It is now difficult to recall, but until December 2000 the court did not have power to share pensions on divorce. That is not to say that pensions were not previously taken into account in divorce settlements, but the ways in which they could be taken into account were limited. The most common method was offsetting, whereby the party that did not have the pension received more of the other assets, to offset the pension. This, however, had its drawbacks, as we shall see.
After pension sharing orders were brought in, practitioners were eager for some guidance as to their use. Accordingly, when a case concerning pensions went to the Court of Appeal in 2006, it was hoped that that guidance would be forthcoming.
That case was Martin-Dye v Martin-Dye. It concerned a couple who were married in 1987. Between them they brought assets of about £1.67 million into the marriage, of which the husband had contributed about 18 per cent and the wife about 82 per cent. The marriage broke down and divorce proceedings were issued in 2003. Both parties applied to the court for a financial settlement.

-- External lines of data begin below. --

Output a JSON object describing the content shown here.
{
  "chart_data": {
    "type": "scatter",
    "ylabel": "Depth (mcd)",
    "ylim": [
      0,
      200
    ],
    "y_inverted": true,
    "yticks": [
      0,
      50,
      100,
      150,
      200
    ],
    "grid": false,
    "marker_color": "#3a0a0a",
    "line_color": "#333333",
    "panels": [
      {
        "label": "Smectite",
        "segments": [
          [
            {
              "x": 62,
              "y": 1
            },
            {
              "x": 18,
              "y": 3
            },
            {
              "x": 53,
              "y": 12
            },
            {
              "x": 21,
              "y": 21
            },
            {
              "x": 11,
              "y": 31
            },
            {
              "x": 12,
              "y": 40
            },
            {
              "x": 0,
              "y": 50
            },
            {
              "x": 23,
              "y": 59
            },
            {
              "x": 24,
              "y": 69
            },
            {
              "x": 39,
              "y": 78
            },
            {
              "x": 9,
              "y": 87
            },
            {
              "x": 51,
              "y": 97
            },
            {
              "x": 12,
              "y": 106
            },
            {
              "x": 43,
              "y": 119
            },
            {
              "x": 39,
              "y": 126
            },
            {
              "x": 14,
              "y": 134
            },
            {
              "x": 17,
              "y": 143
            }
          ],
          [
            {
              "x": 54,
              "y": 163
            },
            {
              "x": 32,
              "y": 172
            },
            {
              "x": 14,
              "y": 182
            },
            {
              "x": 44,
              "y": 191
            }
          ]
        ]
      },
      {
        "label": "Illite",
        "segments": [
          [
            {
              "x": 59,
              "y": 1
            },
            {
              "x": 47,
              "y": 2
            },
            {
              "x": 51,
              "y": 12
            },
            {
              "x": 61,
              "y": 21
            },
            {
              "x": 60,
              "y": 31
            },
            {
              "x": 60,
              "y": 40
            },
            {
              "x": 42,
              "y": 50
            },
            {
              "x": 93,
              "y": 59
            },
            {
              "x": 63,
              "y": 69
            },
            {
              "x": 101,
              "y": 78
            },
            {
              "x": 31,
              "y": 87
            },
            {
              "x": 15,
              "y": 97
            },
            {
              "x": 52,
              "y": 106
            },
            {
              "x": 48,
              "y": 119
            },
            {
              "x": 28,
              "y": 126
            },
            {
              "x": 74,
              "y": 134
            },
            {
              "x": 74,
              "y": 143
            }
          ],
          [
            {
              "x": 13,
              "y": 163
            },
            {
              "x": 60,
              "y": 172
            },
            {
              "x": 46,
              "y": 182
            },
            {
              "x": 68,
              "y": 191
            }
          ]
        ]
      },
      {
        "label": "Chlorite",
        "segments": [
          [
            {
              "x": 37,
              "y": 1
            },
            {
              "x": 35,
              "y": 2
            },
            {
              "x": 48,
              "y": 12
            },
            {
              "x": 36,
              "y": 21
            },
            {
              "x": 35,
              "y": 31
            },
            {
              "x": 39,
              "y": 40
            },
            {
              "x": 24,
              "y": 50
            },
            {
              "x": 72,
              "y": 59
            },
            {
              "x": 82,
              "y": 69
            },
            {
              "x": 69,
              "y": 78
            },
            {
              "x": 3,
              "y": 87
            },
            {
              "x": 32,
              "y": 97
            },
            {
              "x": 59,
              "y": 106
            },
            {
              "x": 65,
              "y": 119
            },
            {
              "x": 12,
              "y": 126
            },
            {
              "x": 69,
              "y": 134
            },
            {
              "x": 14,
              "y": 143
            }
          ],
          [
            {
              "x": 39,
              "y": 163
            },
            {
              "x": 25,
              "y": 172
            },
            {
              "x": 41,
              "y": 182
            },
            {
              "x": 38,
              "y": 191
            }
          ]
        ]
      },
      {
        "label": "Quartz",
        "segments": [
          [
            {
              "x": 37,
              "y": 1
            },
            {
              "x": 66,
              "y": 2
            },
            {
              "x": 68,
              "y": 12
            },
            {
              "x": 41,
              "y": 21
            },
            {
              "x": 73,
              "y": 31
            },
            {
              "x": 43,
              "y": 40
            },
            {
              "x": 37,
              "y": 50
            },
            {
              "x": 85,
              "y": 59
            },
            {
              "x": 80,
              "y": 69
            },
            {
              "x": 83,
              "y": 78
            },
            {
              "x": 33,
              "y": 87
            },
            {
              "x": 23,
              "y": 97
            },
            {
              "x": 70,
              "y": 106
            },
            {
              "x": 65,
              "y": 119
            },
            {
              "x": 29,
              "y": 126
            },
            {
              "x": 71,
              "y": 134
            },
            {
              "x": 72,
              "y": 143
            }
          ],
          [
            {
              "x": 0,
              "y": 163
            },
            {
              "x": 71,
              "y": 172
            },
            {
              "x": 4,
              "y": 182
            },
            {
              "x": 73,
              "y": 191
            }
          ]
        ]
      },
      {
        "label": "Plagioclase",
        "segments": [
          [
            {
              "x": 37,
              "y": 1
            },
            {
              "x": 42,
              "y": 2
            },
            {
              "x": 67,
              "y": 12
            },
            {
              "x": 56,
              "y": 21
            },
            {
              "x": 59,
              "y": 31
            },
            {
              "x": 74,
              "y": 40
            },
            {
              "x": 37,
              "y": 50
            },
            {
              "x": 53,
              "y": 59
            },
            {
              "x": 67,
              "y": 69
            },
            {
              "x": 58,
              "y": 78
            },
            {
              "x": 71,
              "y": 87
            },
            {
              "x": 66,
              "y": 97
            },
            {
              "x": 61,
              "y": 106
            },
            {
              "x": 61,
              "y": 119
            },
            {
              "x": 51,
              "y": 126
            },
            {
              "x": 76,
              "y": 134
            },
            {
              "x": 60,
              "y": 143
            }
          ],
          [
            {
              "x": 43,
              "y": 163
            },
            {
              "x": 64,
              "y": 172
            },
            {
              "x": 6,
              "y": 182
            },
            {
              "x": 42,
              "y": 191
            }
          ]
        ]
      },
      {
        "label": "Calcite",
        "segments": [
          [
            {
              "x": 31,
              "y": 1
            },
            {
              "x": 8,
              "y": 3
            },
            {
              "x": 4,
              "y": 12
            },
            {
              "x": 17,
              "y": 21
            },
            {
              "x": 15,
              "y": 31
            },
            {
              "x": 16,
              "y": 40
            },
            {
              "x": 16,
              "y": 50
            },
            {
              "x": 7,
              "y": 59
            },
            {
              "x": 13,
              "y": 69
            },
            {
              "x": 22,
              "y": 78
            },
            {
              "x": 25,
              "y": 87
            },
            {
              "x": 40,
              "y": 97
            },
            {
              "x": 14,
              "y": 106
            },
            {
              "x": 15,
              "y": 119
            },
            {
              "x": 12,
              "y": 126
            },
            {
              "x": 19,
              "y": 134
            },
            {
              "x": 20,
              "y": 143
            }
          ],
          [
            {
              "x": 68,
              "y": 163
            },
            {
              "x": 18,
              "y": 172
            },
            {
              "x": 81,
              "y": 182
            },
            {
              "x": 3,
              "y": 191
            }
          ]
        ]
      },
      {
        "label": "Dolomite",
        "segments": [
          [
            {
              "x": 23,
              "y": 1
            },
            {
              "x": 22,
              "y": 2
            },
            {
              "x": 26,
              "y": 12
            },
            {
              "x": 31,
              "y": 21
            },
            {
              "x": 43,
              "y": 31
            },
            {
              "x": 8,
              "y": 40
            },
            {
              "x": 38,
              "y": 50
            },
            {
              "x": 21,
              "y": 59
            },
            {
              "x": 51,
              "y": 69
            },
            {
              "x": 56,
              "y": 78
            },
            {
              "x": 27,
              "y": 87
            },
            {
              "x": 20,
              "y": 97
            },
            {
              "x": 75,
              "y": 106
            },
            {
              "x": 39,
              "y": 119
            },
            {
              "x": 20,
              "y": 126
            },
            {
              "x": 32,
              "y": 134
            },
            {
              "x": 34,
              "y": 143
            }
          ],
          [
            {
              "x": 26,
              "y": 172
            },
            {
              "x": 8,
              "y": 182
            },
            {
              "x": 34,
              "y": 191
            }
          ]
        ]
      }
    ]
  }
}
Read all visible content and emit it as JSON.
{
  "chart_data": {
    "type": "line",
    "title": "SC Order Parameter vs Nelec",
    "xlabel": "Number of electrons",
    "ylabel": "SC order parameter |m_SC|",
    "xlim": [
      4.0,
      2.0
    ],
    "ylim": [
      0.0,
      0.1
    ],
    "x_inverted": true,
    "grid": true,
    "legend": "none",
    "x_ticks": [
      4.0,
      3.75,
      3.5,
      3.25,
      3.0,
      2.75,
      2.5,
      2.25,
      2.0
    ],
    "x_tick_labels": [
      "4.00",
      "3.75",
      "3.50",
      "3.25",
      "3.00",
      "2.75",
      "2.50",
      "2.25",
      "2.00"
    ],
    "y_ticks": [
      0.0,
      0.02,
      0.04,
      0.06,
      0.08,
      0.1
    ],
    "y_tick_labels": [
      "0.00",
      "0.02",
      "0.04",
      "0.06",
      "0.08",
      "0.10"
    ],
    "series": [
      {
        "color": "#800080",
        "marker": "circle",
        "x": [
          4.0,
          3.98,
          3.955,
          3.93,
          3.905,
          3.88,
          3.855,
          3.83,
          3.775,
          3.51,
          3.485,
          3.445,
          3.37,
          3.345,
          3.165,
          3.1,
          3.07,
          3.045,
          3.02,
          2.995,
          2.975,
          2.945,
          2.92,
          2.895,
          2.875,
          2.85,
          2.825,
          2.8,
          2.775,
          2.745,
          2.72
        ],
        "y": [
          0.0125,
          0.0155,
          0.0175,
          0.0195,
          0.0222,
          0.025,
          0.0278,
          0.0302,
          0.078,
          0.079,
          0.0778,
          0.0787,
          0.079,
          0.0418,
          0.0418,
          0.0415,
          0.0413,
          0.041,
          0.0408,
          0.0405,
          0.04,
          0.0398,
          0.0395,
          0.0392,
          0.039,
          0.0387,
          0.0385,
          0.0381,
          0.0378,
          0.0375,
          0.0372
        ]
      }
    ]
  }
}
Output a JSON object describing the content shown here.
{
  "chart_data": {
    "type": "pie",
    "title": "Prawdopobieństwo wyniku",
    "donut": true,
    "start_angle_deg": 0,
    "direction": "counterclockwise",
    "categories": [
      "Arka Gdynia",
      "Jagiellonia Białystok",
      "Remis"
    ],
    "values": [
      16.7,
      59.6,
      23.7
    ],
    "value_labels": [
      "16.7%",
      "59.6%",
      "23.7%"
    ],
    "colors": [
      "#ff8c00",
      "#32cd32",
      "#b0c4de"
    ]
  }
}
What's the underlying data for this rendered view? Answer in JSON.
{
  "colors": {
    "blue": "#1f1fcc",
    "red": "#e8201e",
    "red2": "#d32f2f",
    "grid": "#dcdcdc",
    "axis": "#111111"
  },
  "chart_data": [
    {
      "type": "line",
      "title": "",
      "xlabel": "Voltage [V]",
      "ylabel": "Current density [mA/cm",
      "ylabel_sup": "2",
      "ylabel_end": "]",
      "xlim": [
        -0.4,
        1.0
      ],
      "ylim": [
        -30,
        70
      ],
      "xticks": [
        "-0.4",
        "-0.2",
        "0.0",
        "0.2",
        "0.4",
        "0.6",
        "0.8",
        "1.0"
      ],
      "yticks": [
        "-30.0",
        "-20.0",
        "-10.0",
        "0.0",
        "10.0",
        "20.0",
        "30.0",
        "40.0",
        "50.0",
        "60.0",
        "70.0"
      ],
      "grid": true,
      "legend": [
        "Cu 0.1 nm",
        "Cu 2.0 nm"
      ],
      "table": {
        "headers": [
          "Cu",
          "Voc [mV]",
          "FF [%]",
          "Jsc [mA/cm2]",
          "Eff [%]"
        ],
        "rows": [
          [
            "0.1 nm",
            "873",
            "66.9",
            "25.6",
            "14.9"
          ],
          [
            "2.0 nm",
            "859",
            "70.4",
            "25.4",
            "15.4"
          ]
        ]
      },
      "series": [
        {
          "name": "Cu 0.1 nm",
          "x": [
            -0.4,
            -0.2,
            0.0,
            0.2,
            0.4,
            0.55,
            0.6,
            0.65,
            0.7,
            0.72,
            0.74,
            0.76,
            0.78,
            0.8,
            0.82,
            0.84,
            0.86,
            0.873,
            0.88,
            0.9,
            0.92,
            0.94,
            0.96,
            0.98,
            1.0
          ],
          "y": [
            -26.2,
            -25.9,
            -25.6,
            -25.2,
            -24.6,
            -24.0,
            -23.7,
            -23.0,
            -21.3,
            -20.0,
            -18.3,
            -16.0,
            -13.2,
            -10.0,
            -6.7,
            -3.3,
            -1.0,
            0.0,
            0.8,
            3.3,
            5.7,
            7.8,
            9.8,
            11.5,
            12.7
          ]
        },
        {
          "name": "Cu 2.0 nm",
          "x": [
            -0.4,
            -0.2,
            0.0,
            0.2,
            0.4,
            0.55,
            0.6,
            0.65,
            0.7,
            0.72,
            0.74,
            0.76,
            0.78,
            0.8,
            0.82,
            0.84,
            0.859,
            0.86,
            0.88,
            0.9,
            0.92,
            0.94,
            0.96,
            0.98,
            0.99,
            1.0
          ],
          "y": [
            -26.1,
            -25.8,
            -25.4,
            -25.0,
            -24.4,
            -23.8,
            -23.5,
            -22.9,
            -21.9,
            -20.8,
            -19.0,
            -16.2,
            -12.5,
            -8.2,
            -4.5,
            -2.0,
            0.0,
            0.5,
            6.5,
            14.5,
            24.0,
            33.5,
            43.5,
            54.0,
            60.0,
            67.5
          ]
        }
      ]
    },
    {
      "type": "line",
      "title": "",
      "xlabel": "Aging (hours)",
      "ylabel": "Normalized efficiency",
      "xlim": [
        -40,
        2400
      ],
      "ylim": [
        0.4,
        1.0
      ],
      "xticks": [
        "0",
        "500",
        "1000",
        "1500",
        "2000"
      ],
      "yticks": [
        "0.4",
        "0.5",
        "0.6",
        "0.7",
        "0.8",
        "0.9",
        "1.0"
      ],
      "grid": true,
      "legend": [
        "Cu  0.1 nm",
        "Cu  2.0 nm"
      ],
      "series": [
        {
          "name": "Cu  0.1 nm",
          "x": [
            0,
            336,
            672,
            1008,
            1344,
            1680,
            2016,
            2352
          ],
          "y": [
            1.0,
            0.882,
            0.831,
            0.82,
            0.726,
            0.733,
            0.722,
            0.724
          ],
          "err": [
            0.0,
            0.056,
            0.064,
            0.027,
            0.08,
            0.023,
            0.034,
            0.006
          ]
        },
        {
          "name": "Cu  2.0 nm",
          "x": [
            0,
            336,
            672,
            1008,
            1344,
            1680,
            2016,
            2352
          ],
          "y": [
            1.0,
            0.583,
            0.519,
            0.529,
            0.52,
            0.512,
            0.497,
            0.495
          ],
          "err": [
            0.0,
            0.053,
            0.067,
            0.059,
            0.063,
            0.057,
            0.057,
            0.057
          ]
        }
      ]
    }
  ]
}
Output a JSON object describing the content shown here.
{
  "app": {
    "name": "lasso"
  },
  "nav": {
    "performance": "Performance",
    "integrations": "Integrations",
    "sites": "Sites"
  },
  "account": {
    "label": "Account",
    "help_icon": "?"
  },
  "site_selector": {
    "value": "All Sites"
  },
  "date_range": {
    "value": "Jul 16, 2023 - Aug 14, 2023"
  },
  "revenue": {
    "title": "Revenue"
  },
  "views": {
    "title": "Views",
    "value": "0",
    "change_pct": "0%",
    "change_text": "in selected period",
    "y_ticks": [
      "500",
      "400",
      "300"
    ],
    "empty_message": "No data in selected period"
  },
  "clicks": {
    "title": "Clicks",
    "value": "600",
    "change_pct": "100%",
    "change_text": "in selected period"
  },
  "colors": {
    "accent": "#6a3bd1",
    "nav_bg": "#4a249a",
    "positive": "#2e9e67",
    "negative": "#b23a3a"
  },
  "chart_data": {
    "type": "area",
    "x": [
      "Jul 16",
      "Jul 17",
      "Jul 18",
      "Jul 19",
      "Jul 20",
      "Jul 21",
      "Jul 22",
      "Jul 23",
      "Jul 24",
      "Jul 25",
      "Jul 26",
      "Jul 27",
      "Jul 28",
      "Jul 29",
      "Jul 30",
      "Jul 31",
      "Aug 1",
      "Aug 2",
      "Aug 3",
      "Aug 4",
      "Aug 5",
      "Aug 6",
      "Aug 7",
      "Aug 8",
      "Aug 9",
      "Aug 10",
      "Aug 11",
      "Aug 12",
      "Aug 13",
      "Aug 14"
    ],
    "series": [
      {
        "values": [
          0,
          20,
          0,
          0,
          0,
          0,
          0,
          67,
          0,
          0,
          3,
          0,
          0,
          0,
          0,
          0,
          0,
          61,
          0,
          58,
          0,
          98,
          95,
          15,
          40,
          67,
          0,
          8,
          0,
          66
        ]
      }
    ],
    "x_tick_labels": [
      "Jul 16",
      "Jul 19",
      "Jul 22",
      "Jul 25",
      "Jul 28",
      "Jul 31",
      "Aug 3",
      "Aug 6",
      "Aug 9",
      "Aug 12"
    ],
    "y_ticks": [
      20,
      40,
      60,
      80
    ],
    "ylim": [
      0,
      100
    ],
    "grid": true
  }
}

When the applications were heard by the district judge, the value of the assets had risen to £6.3 million, including the husband’s pension, which was valued at £940,000, and the wife’s pension, which was valued at £100,000. Both pensions were already in payment.
The district judge concluded that a fair division of the assets would be 57 per cent to the wife and 43 per cent to the husband, to reflect the fact that the wife had brought considerably more into the marriage. The total of the assets were therefore divided in those proportions, with the wife’s share including the value of her pension, and the husband’s share including the value of his pension.
The husband appealed against this order. It was argued on his behalf that the pension should not have been treated as capital, but rather as an income stream. This argument was initially rejected by the court, and the appeal was dismissed. The husband appealed again, to the Court of Appeal.
The Court of Appeal agreed with the husband. A pension in payment was not the same as other assets. It can’t, for example, be sold, commuted for cash or offered as security for borrowings. It should not therefore just be treated as capital and doing so had been unfair to the husband, who had been left with a major part of his share of the property in the form of a pension in payment, rather than other property.
Instead, the pensions should be apportioned by means of a pension sharing order. Since neither party had challenged the district judge’s decision to divide the assets 57 per cent to the wife and 43 per cent to the husband, the Court of Appeal stuck with those proportions. Accordingly, there was to be a pension sharing order which would give the wife 57 per cent of the total value of the two pension rights. The remaining property would be shared as to 57 per cent to the wife and 43 per cent to the husband.
The husband’s appeal was therefore allowed and the original order was replaced with an order in those terms.
Martin-Dye was an important case, but the Court of Appeal’s judgment only really provided guidance as to the approach to be taken to pensions that were already in payment. In many cases, of course, the pension is not yet in payment – practitioners would have to wait for guidance regarding them.